2009年度予算も「前年度より減」の比率が小規模ユーザーで5割を切る

 回答の内訳を見ると、中規模ユーザーは10種の選択肢全ての比率が、前回2009年9月調査と比べ3ポイント以内の小幅な差しかない。この3カ月間で2009年度のIT予算への投資意欲にあまり変化がなかったようだ。

 大規模ユーザーもほぼ同様で、前年度より予算が減少するとした回答(「80%以上90%未満(2割以内の減少)」~「完全に削減(ゼロになった)」)の合計比率が、前回調査の55.6%から今回52.2%へとわずかに減少。前年度より予算が増加するとした回答(「前年度は予算ゼロ」~「110%超120%以内(2割以内の増加)」)の合計比率は9.8%から12.4%へとわずかに増えた。

 これに比べて小規模ユーザーは、「前年度より予算が増える」とした回答の合計比率は9.9%から13.4%で小幅な増加だが、「前年度より予算が減少する」とした回答の合計比率が前回の56.4%から今回は48.9%に減少。

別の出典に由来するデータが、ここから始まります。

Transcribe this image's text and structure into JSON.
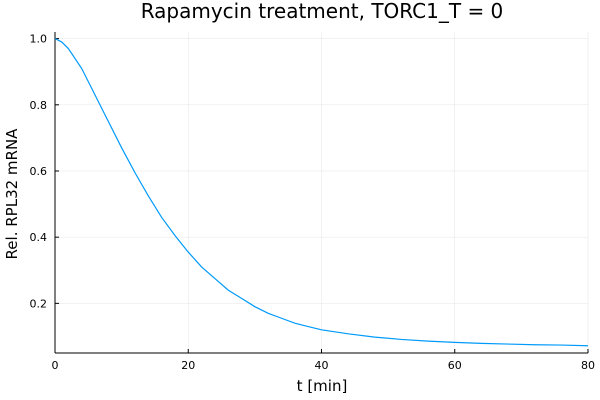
{
  "chart_data": {
    "type": "line",
    "title": "Rapamycin treatment, TORC1_T = 0",
    "xlabel": "t [min]",
    "ylabel": "Rel. RPL32 mRNA",
    "xlim": [
      0,
      80
    ],
    "ylim": [
      0.05,
      1.02
    ],
    "xticks": [
      0,
      20,
      40,
      60,
      80
    ],
    "xtick_labels": [
      "0",
      "20",
      "40",
      "60",
      "80"
    ],
    "yticks": [
      0.2,
      0.4,
      0.6,
      0.8,
      1.0
    ],
    "ytick_labels": [
      "0.2",
      "0.4",
      "0.6",
      "0.8",
      "1.0"
    ],
    "grid": true,
    "legend": "none",
    "series": [
      {
        "color": "#009AFA",
        "x": [
          0,
          1,
          2,
          4,
          6,
          8,
          10,
          12,
          14,
          16,
          18,
          20,
          22,
          24,
          26,
          28,
          30,
          32,
          34,
          36,
          38,
          40,
          44,
          48,
          52,
          56,
          60,
          64,
          68,
          72,
          76,
          80
        ],
        "y": [
          1.0,
          0.99,
          0.97,
          0.91,
          0.83,
          0.75,
          0.67,
          0.595,
          0.525,
          0.46,
          0.405,
          0.355,
          0.31,
          0.275,
          0.24,
          0.215,
          0.19,
          0.17,
          0.155,
          0.14,
          0.13,
          0.12,
          0.108,
          0.098,
          0.091,
          0.086,
          0.082,
          0.079,
          0.077,
          0.075,
          0.074,
          0.072
        ]
      }
    ]
  }
}
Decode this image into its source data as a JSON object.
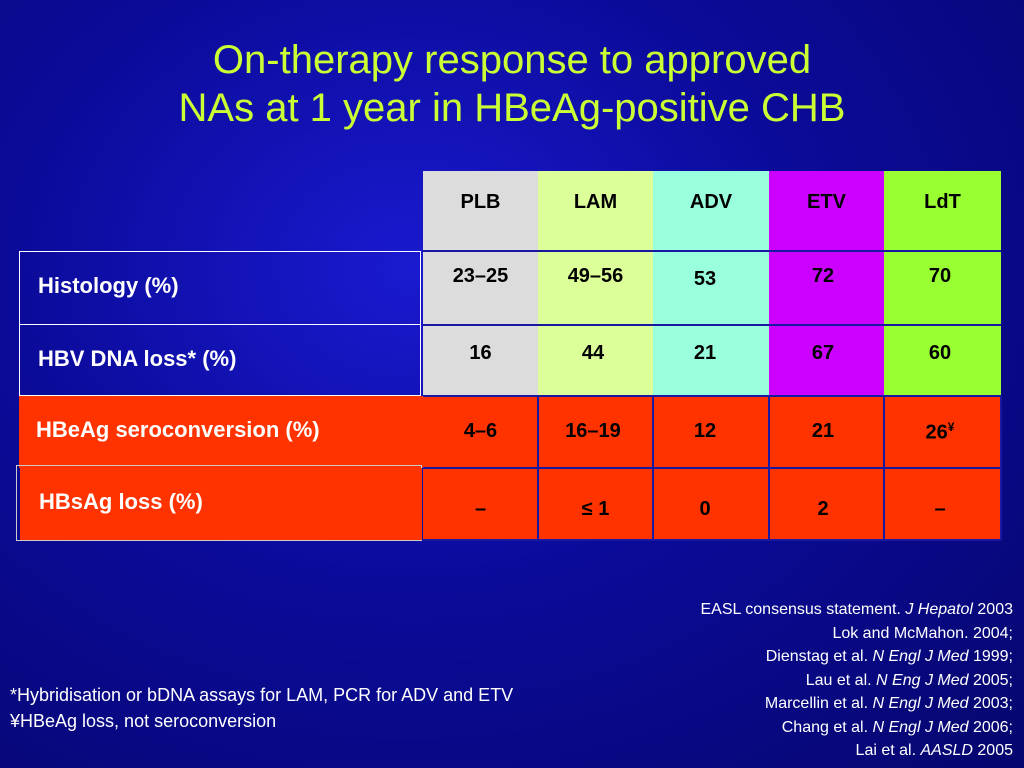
{
  "title": {
    "line1": "On-therapy response to approved",
    "line2": "NAs at 1 year in HBeAg-positive CHB"
  },
  "colors": {
    "background": "#0b0b9a",
    "title": "#ccff33",
    "plb": "#dcdcdc",
    "lam": "#ddff99",
    "adv": "#99ffdd",
    "etv": "#cc00ff",
    "ldt": "#99ff33",
    "highlight_rows": "#ff3300"
  },
  "table": {
    "columns": [
      "PLB",
      "LAM",
      "ADV",
      "ETV",
      "LdT"
    ],
    "rows": [
      {
        "label": "Histology (%)",
        "values": [
          "23–25",
          "49–56",
          "53",
          "72",
          "70"
        ]
      },
      {
        "label": "HBV DNA loss* (%)",
        "values": [
          "16",
          "44",
          "21",
          "67",
          "60"
        ]
      },
      {
        "label": "HBeAg seroconversion (%)",
        "values": [
          "4–6",
          "16–19",
          "12",
          "21",
          "26"
        ],
        "ldt_superscript": "¥"
      },
      {
        "label": "HBsAg loss (%)",
        "values": [
          "–",
          "≤ 1",
          "0",
          "2",
          "–"
        ]
      }
    ]
  },
  "footnotes": {
    "line1": "*Hybridisation or bDNA assays for LAM, PCR for ADV and ETV",
    "line2": "¥HBeAg loss, not seroconversion"
  },
  "references": [
    {
      "pre": "EASL consensus statement. ",
      "journal": "J Hepatol",
      "post": " 2003"
    },
    {
      "pre": "Lok and McMahon. 2004;",
      "journal": "",
      "post": ""
    },
    {
      "pre": "Dienstag et al. ",
      "journal": "N Engl J Med",
      "post": " 1999;"
    },
    {
      "pre": "Lau et al. ",
      "journal": "N Eng J Med",
      "post": " 2005;"
    },
    {
      "pre": "Marcellin et al. ",
      "journal": "N Engl J Med",
      "post": " 2003;"
    },
    {
      "pre": "Chang et al. ",
      "journal": "N Engl J Med",
      "post": " 2006;"
    },
    {
      "pre": "Lai et al. ",
      "journal": "AASLD",
      "post": " 2005"
    }
  ]
}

特に「完全に削減(ゼロになった)」が2009年3月調査の11.6%、2009年6月調査の16.2%、2009年9月調査の13.6%から、今回2009年12月調査では8.1%へと大きく減った。

■調査概要
 日経マーケット・アクセスが、ITpro Researchモニターに登録している企業情報システム担当者のうち、何らかの予算執行・承認権限を持つ人を対象に、執行・承認の権限を持つシステム分野の予算を聞いた。新規購入や開発中の案件がなく、年度のIT関連支出が継続運用費やリース料の支払い、減価償却費のみの場合、それらの総計額が属する範囲を選ぶよう求めた。外注の開発・運用要員の人件費は含めるが、自社内の開発・運用要員の人件費は含めない。
 本文中の「IT予算の前年度比の平均」は、選択式回答(最も近いものを一つ選択)の「完全に削減」を-100%、「前年度の50%未満にまで削減」を-75%、「50%以上80%未満にまで削減」を-35%、「80%以上90%未満」を-15%、「90%以上110%以内」を0%、「110%超120%以内」を+15%、「120%超150%以内」を+35%、「150%超200%以内」を+75%、「200%超」を+125%、「前年度の予算はゼロ」を+200%に換算して加重平均した。
 「企業(利用者)規模」は「回答者が担当・関与する情報システムを利用している就業者数(従業員、パート/アルバイト、派遣就業者を含む)」を聞き、システムの利用者数1000人以上を大規模ユーザー、300人以上1000人未満を中規模ユーザー、300人未満を小規模ユーザーとしている。
 調査実施時期は2009年12月中旬、調査全体の有効回答は2737件、「所属する企業・組織で自社の情報システムにかかわる業務(企画立案・設計・開発・運用・予算承認など)を担当している」とした実質的な有効回答は954件。